Companies in the steelmaking county shift focus to high value-added products
Qianxi county, in Hebei province's largely industrial city of Tangshan, is firmly on the road to recovery, after seeing many of its pillar iron and steel mills hit hard by the decline in demand and prices since 2008.
Up until then, Qianxi's iron and steel production accounted for 90 percent of local economic growth, making it one of the northern province's top 10 counties, according to Bai Chunming, Qianxi's Party chief.
The mountainous county spans 1,439 square kilometers and first started iron ore exploitation in the 1980s.
It was an industry which in its heyday enriched thousands of local residents, who were proud of the area's industrial prowess.
"But the county's mining and steelmaking businesses first started showing signs of weakness, when the iron and steel industry felt the full impact of the 2008 global financial crisis," Bai said.
Orders dried up, as did Qianxi's fiscal revenues.
"We felt the crisis so strongly because the county's only strong industry was iron and steel," he said.
"The prices of both products continued dropping, and it became harder and harder to see any way out of the spiral," Bai said.

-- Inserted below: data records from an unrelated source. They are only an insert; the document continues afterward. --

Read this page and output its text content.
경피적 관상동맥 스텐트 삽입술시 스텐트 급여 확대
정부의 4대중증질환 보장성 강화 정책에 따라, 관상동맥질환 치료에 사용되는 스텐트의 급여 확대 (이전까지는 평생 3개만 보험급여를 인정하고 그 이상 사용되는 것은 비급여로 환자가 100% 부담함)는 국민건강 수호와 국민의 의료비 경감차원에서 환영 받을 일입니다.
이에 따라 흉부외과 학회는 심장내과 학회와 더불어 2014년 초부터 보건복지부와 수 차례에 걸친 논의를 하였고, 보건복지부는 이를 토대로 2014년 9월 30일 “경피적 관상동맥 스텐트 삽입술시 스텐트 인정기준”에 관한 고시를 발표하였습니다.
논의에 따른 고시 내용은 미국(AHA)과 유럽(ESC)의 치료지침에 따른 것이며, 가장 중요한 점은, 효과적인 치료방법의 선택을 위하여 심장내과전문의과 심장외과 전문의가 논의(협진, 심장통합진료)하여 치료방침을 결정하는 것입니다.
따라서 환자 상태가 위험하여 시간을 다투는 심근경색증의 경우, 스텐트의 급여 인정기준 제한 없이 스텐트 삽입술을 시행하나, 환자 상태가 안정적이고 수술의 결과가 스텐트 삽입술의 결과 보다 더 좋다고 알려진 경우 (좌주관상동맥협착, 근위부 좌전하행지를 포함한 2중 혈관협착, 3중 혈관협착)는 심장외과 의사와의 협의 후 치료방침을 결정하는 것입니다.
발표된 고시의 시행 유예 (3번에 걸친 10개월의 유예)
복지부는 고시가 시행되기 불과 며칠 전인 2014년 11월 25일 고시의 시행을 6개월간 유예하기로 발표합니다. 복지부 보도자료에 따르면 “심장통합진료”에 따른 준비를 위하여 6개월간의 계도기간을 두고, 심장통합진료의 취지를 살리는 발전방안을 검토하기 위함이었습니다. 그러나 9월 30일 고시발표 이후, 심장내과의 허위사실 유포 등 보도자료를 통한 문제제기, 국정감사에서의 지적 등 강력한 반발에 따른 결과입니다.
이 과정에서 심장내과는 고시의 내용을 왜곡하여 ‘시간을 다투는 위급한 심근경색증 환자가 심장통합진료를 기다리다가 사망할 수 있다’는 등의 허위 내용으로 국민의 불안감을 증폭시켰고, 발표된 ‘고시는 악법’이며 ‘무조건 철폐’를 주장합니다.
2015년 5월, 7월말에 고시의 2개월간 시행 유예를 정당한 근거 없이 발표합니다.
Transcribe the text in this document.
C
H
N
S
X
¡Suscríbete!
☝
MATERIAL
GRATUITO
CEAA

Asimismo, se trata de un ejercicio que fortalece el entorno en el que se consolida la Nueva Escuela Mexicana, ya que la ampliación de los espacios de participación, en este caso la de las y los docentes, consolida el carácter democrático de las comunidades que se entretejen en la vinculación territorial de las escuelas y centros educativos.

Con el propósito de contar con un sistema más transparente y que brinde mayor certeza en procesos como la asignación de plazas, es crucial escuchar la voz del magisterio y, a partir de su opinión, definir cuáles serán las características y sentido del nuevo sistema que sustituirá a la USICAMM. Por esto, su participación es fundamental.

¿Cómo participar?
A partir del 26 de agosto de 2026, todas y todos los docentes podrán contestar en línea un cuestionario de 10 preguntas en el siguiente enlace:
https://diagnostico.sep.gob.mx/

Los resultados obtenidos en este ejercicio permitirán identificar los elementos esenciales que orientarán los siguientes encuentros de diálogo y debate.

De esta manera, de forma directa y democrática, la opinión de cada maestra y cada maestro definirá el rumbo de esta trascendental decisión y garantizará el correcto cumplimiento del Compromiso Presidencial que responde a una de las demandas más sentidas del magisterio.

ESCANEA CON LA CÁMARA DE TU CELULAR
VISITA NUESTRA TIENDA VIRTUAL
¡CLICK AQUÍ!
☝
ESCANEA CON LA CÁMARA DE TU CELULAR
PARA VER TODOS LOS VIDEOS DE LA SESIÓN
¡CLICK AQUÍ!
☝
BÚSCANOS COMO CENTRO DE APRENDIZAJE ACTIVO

Between 2006 and today, the price of billet steel in China-a freshly made product in the form of metal bars or rectangles-h(huán)as slipped 64 percent, from 5,600 yuan ($860) per metric ton to 2,000 yuan, while powdered iron has dropped to around 700 yuan, less than half of the price back in 2011, according to local government figures.
The State Council announced in February that over the next five years, annual domestic crude steel production capacity would be cut by 100 million tons to 150 million tons.
From 2013 to 2017, Hebei expected to cut its iron and steel capacity by 60 million tons, according to the province's State-owned assets supervision and administration commission.
Fourteen of Tangshan's 32 local steelmakers reported a debt-to-asset ratio of at least 70 percent last year, higher than the national average of 69.32 percent, according to Xinhua News Agency, which quoted a survey by the Tangshan Steel Association.
But Bai said the city's steel companies have been fighting hard to survive.